A la télévision ukrainienne vendredi soir, le numéro deux de l'administration présidentielle ukrainienne, Valéry Tchaly, a accusé la Russie d'avoir déjà tenté d'envoyer un convoi humanitaire en Ukraine.

Soi-disant en accord avec le Comité international de la Croix Rouge, un convoi humanitaire devait entrer sur le territoire ukrainien avec des troupes de maintien de la paix, évidemment pour provoquer un conflit d'ampleur, a-t-il affirmé.

Selon lui, le président ukrainien Petro Porochenko a arrêté cette provocation par la voie diplomatique, après s'être entretenu au téléphone avec le secrétaire d'Etat John Kerry. Le ministre ukrainien des Affaires étrangères Pavlo Klimkine s'est entretenu avec son homologue russe Sergueï Lavrov, qui a assuré que le convoi serait arrêté, a rapporté M. Tchaly.

- la Croix Rouge sollicitée -

Le Comité international de la Croix Rouge (CICR) a confirmé avoir reçu une proposition de la part de la diplomatie russe afin d'organiser des convois humanitaires vers la Russie.

Cela ne peut se faire que si toutes les parties, Kiev, la Russie et les rebelles se mettent d'accord sur les modalités et acceptent le fait que le CICR doit rester neutre, a indiqué une porte-parole Sitara Jabeen.

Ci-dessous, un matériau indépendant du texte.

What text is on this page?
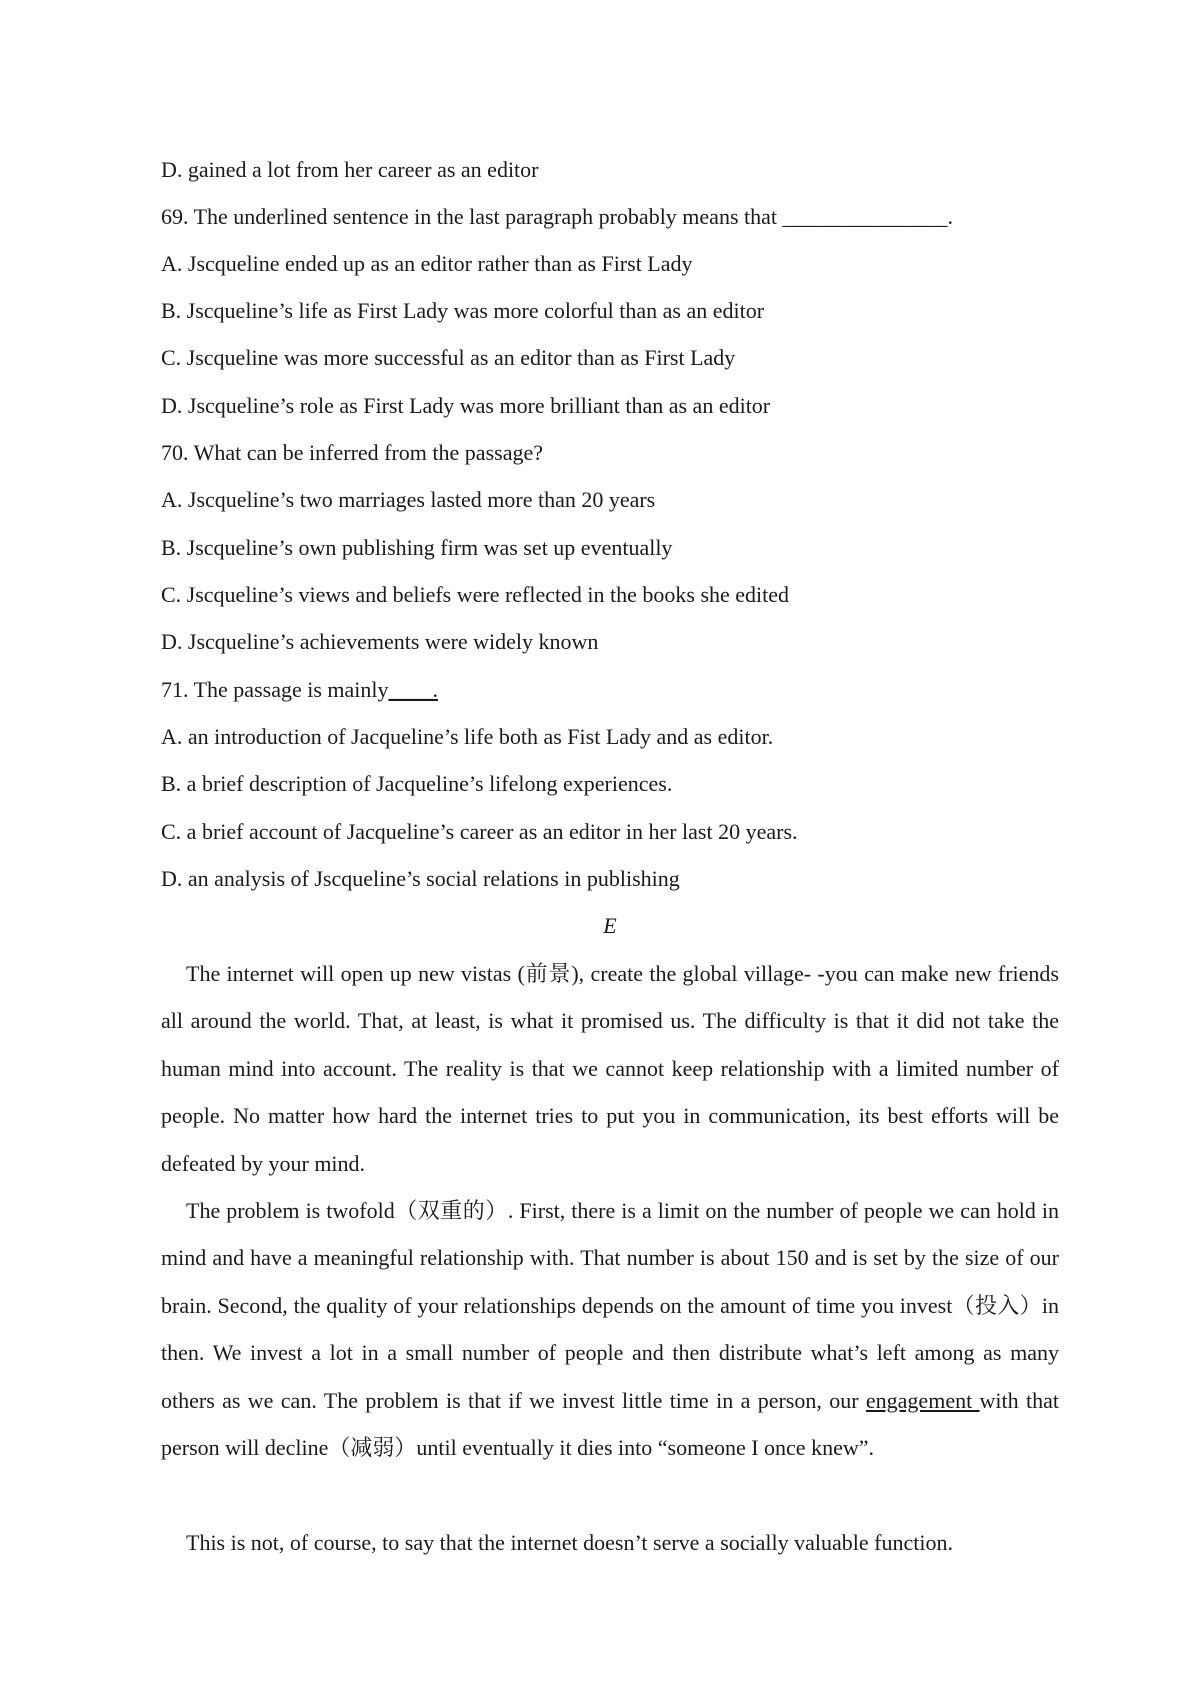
D. gained a lot from her career as an editor
69. The underlined sentence in the last paragraph probably means that _______________.
A. Jscqueline ended up as an editor rather than as First Lady
B. Jscqueline’s life as First Lady was more colorful than as an editor
C. Jscqueline was more successful as an editor than as First Lady
D. Jscqueline’s role as First Lady was more brilliant than as an editor
70. What can be inferred from the passage?
A. Jscqueline’s two marriages lasted more than 20 years
B. Jscqueline’s own publishing firm was set up eventually
C. Jscqueline’s views and beliefs were reflected in the books she edited
D. Jscqueline’s achievements were widely known
71. The passage is mainly____.
A. an introduction of Jacqueline’s life both as Fist Lady and as editor.
B. a brief description of Jacqueline’s lifelong experiences.
C. a brief account of Jacqueline’s career as an editor in her last 20 years.
D. an analysis of Jscqueline’s social relations in publishing
E
The internet will open up new vistas (前景), create the global village- -you can make new friends all around the world. That, at least, is what it promised us. The difficulty is that it did not take the human mind into account. The reality is that we cannot keep relationship with a limited number of people. No matter how hard the internet tries to put you in communication, its best efforts will be defeated by your mind.
The problem is twofold（双重的）. First, there is a limit on the number of people we can hold in mind and have a meaningful relationship with. That number is about 150 and is set by the size of our brain. Second, the quality of your relationships depends on the amount of time you invest（投入）in then. We invest a lot in a small number of people and then distribute what’s left among as many others as we can. The problem is that if we invest little time in a person, our engagement with that person will decline（减弱）until eventually it dies into “someone I once knew”.
This is not, of course, to say that the internet doesn’t serve a socially valuable function.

L'Otan estime que le nombre de soldats russes postés près de la frontière ukrainienne est passé en trois semaines de 12.000 à 20.000 hommes. Le secrétaire général de l'Alliance atlantique, Anders Fogh Rasmussen, a sommé la Russie de retirer ses soldats de la frontière.

Visée par des sanctions économiques sans précédent, la Russie a répliqué cette semaine en décrétant un embargo sur un grand nombre de produits alimentaires européens et américains (fruits, légumes, viande, produits laitiers...).